As indulgências religiosas praticadas pela igreja católica cifraram-se por uma estratégia comunicacional (Marketing) à escala mundial fabulosa, cujos objectivos não só obtiveram plena eficácia como perduram ao longo dos séculos até hoje.

Vejamos o significado deste instituto do Direito Canónico, proveniente do latim indulgentia.

A indulgência é o perdão de uma pena temporal imposta pela infracção do mandamento “não pecarás” cometida por um servo de Deus. Por outras palavras é a absolvição do pecador por um ministro da igreja, do pecado cometido.
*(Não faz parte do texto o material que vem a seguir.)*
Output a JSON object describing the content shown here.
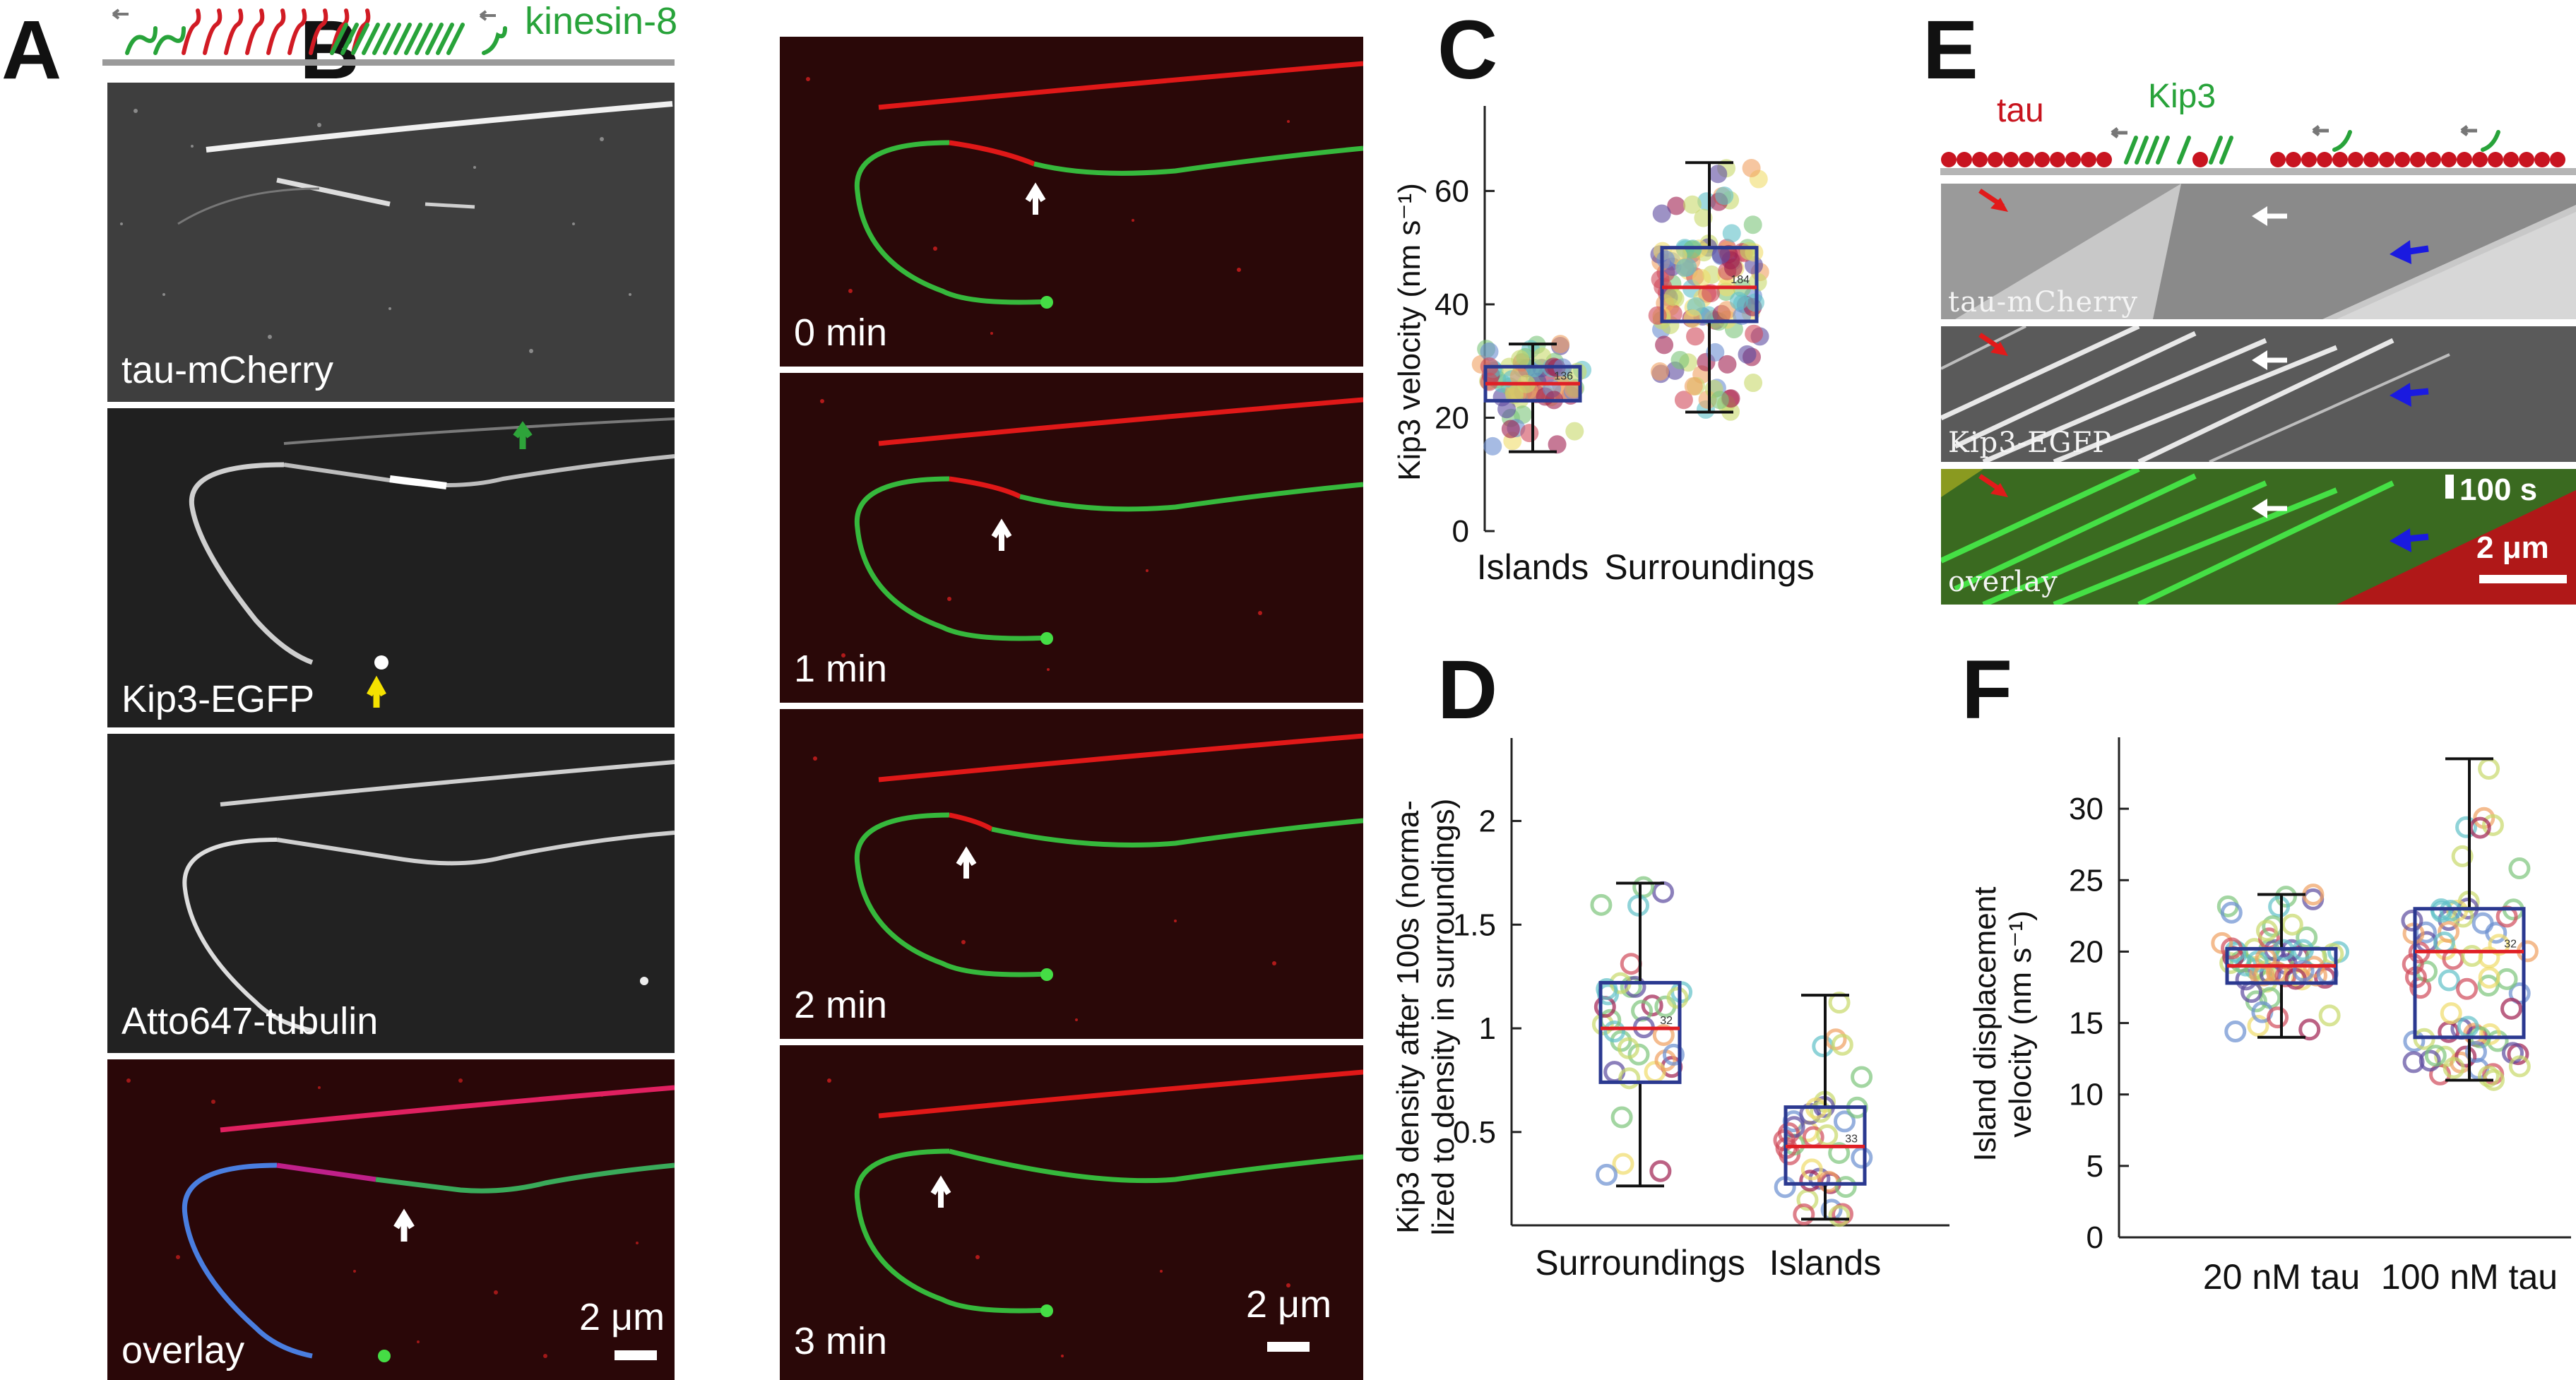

Esta absolvição assume duas formas a plenária, se a absolvição é total, e parcial se a absolvição se refere a apenas parte do pecado. Distinguiam-se ainda em reais, locais e pessoais, consoante se tratassem ou referissem a um objecto de devoção, a um lugar determinado, ou a certas boas obras pessoais respectivamente.

De resto esta foi e é uma prática antiquíssima, na igreja católica.

Do século II ao século IV consistia na mitigação da penitência pública, pelos pecados cometidos. Do século VII ao século XI as indulgências serviam para comutar a penitência canónica em obras mais fáceis, como a obrigação de fazer peregrinações ou visitas a basílicas.

A partir do século XI as indulgências começam a ser atribuídas a quem praticasse certas obras pias cujo objecto era já a promoção das expedições à Terá Santa, isto é, para combater os infiéis muçulmanos e demais hereges da altura.

No século XIV a igreja institui o Jubileu como indulgência plenária devendo ser celebrada todos os 50 anos, reduzindo-se posteriormente para os 25 anos.

Presume-se ter esta redução temporal a ver com a esperança média de vida que dificilmente ultrapassava os 35 anos1.

Os Jubileus extraordinários surgiram naturalmente, sendo a possibilidade de se jubilar mesmo antes dos 25 anos, sucedendo-se igualmente os jubileus parciais a par dos já existentes jubileus plenários.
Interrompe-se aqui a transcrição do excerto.